Entrevue de Guillaume Bourgault

Auteur de Philippe avec un grand H

samedi 28 avril 2007

« Les ados sont déjà bombardés par des images faisant référence à la sexualité. Alors même si on ne le mentionne pas explicitement, ils se l’imagineront. Ce que je déplore le plus, c’est que la sexualité est de plus en plus présentée hors contexte, comme une fin en soi, sans la tendresse et la communication qu’elle nécessite pour être vécue de manière constructive. C’est d’ailleurs ce qui m’apparaissait le plus important, car les jeunes bien souvent ne pensent à l’homosexualité qu’en fonction de la génitalité. »

 Lionel Labosse, pour altersexualite.com : merci d’avoir accepté de répondre à notre entrevue. Pour commencer, souhaitez-vous réagir à notre article sur Philippe avec un grand H ?
 L’insulte à la page 160 est bien gentille à côté de ce que j’avais écrit au départ, ainsi qu’un peu partout dans le roman… et aussi à côté de tout ce que j’ai pu entendre quand j’avais cet âge. J’avais un souci de réalisme, mais j’ai dû faire des compromis et faire confiance à mon éditeur pour atteindre mon objectif, qui était d’être lu dans les écoles.

 Présentez-vous en quelques mots. Combien de livres avez-vous publié ?
 Je termine cette année un bac en génie chimique à l’École Polytechnique de Montréal.

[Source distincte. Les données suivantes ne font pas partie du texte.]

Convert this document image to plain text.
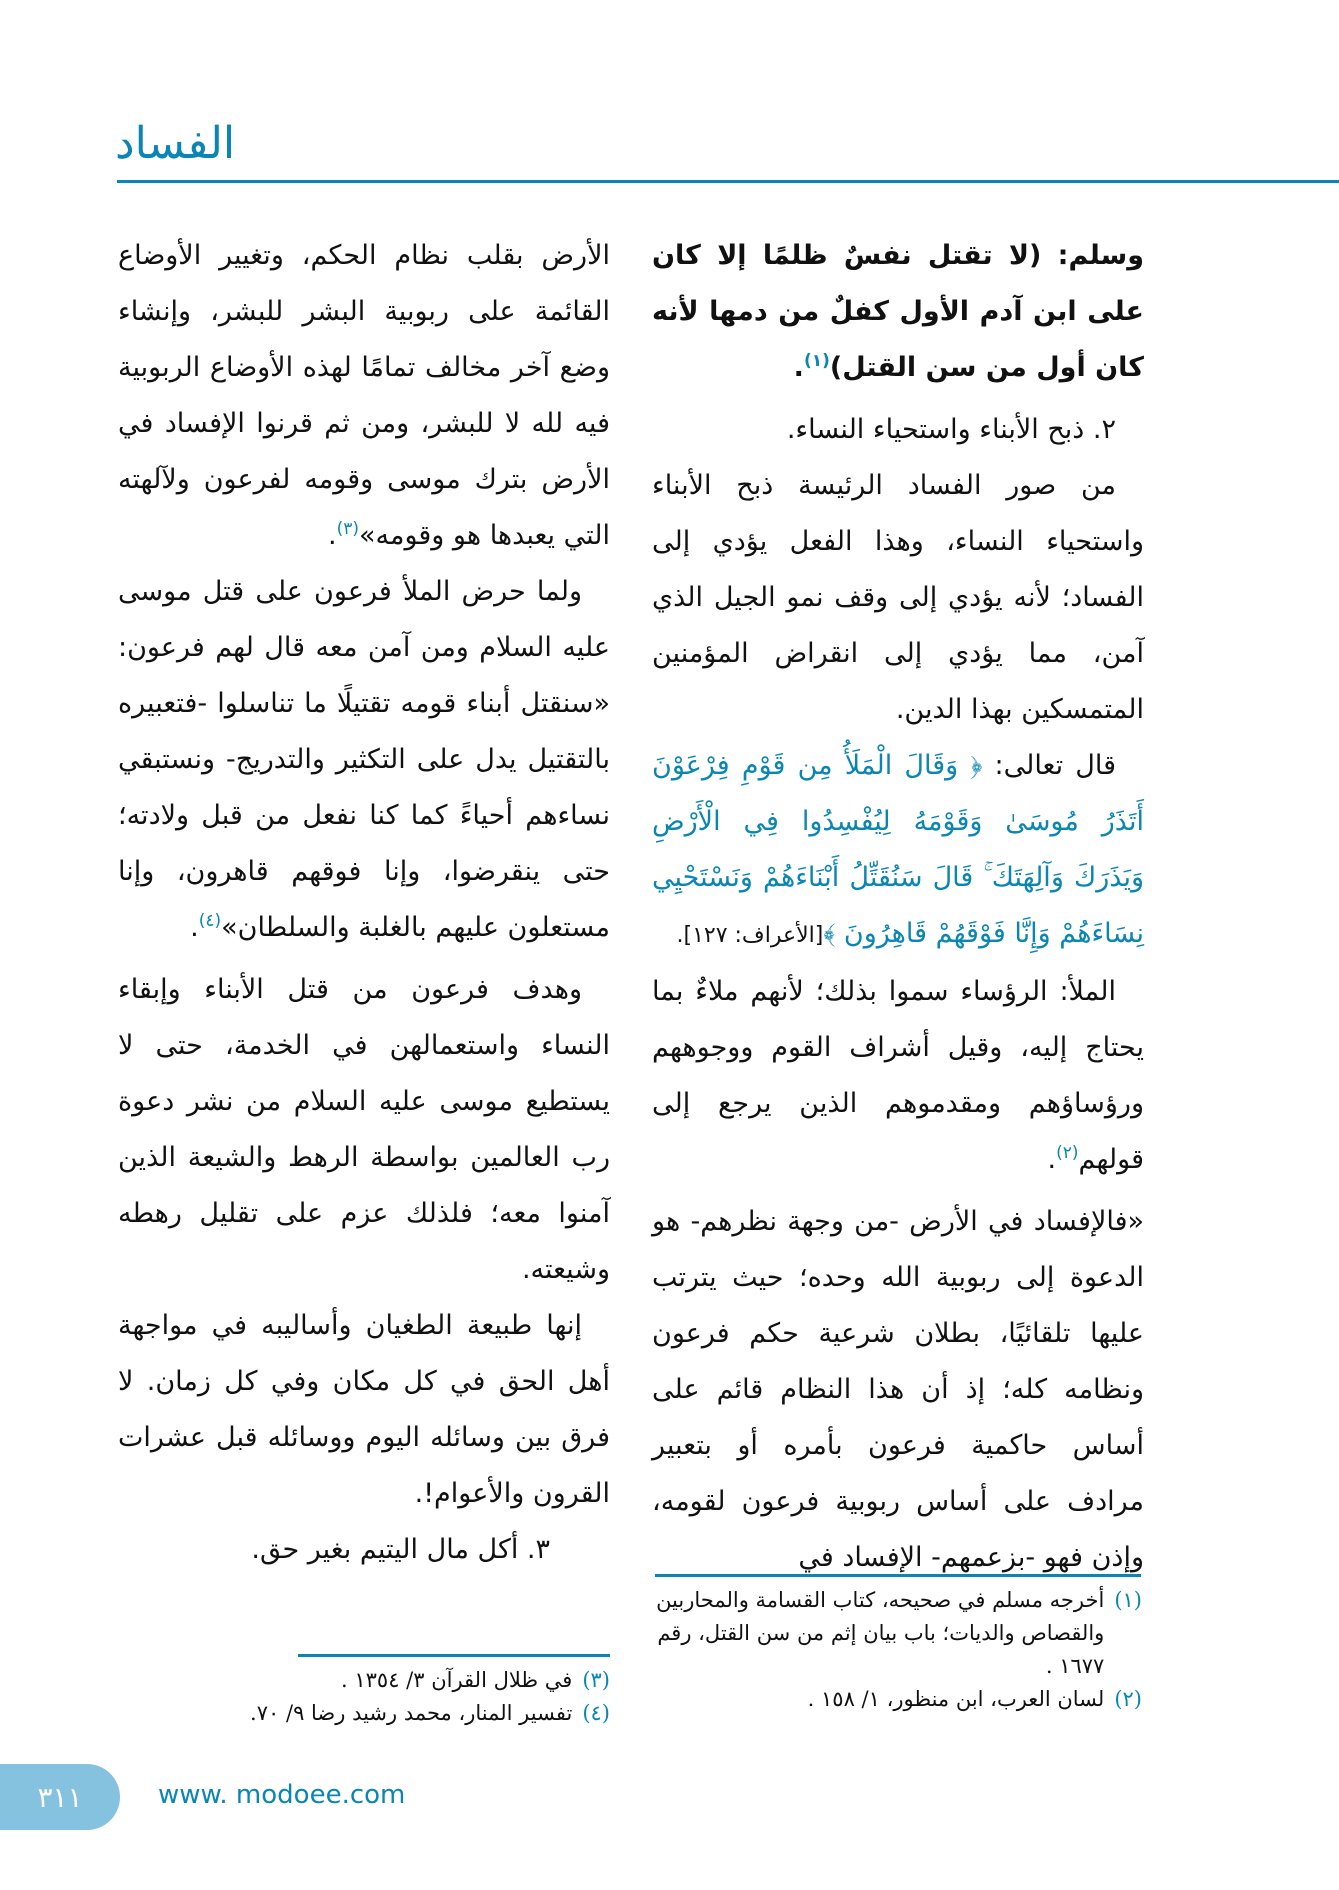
الفساد

وسلم: (لا تقتل نفسٌ ظلمًا إلا كان على ابن آدم الأول كفلٌ من دمها لأنه كان أول من سن القتل)$^{(١)}$.

٢. ذبح الأبناء واستحياء النساء.

من صور الفساد الرئيسة ذبح الأبناء واستحياء النساء، وهذا الفعل يؤدي إلى الفساد؛ لأنه يؤدي إلى وقف نمو الجيل الذي آمن، مما يؤدي إلى انقراض المؤمنين المتمسكين بهذا الدين.

قال تعالى: ﴿ وَقَالَ الْمَلَأُ مِن قَوْمِ فِرْعَوْنَ أَتَذَرُ مُوسَىٰ وَقَوْمَهُ لِيُفْسِدُوا فِي الْأَرْضِ وَيَذَرَكَ وَآلِهَتَكَ ۚ قَالَ سَنُقَتِّلُ أَبْنَاءَهُمْ وَنَسْتَحْيِي نِسَاءَهُمْ وَإِنَّا فَوْقَهُمْ قَاهِرُونَ ﴾[الأعراف: ١٢٧].

الملأ: الرؤساء سموا بذلك؛ لأنهم ملاءٌ بما يحتاج إليه، وقيل أشراف القوم ووجوههم ورؤساؤهم ومقدموهم الذين يرجع إلى قولهم$^{(٢)}$.

«فالإفساد في الأرض -من وجهة نظرهم- هو الدعوة إلى ربوبية الله وحده؛ حيث يترتب عليها تلقائيًا، بطلان شرعية حكم فرعون ونظامه كله؛ إذ أن هذا النظام قائم على أساس حاكمية فرعون بأمره أو بتعبير مرادف على أساس ربوبية فرعون لقومه، وإذن فهو -بزعمهم- الإفساد في

(١)
أخرجه مسلم في صحيحه، كتاب القسامة والمحاربين والقصاص والديات؛ باب بيان إثم من سن القتل، رقم ١٦٧٧ .
(٢)
لسان العرب، ابن منظور، ١/ ١٥٨ .

الأرض بقلب نظام الحكم، وتغيير الأوضاع القائمة على ربوبية البشر للبشر، وإنشاء وضع آخر مخالف تمامًا لهذه الأوضاع الربوبية فيه لله لا للبشر، ومن ثم قرنوا الإفساد في الأرض بترك موسى وقومه لفرعون ولآلهته التي يعبدها هو وقومه»$^{(٣)}$.

ولما حرض الملأ فرعون على قتل موسى عليه السلام ومن آمن معه قال لهم فرعون: «سنقتل أبناء قومه تقتيلًا ما تناسلوا -فتعبيره بالتقتيل يدل على التكثير والتدريج- ونستبقي نساءهم أحياءً كما كنا نفعل من قبل ولادته؛ حتى ينقرضوا، وإنا فوقهم قاهرون، وإنا مستعلون عليهم بالغلبة والسلطان»$^{(٤)}$.

وهدف فرعون من قتل الأبناء وإبقاء النساء واستعمالهن في الخدمة، حتى لا يستطيع موسى عليه السلام من نشر دعوة رب العالمين بواسطة الرهط والشيعة الذين آمنوا معه؛ فلذلك عزم على تقليل رهطه وشيعته.

إنها طبيعة الطغيان وأساليبه في مواجهة أهل الحق في كل مكان وفي كل زمان. لا فرق بين وسائله اليوم ووسائله قبل عشرات القرون والأعوام!.

٣. أكل مال اليتيم بغير حق.

(٣)
في ظلال القرآن ٣/ ١٣٥٤ .
(٤)
تفسير المنار، محمد رشيد رضا ٩/ ٧٠.
٣١١	www. modoee.com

Je ne me considère pas quelqu’un de très littéraire, je suis seulement curieux de tout et n’importe quoi. Mon incursion sur la scène littéraire en tant qu’auteur est accidentelle si je puis dire. J’avais un message à passer, un objectif, et j’ai pris le chemin le plus court pour y arriver. J’ai bien d’autres idées, mais je me sens de plus en plus loin du monde des ados (les adultes de demain) pour leur parler d’une façon qui les touche. Si j’écris d’autres romans, ce sera parce que j’aurai un message bien précis à passer.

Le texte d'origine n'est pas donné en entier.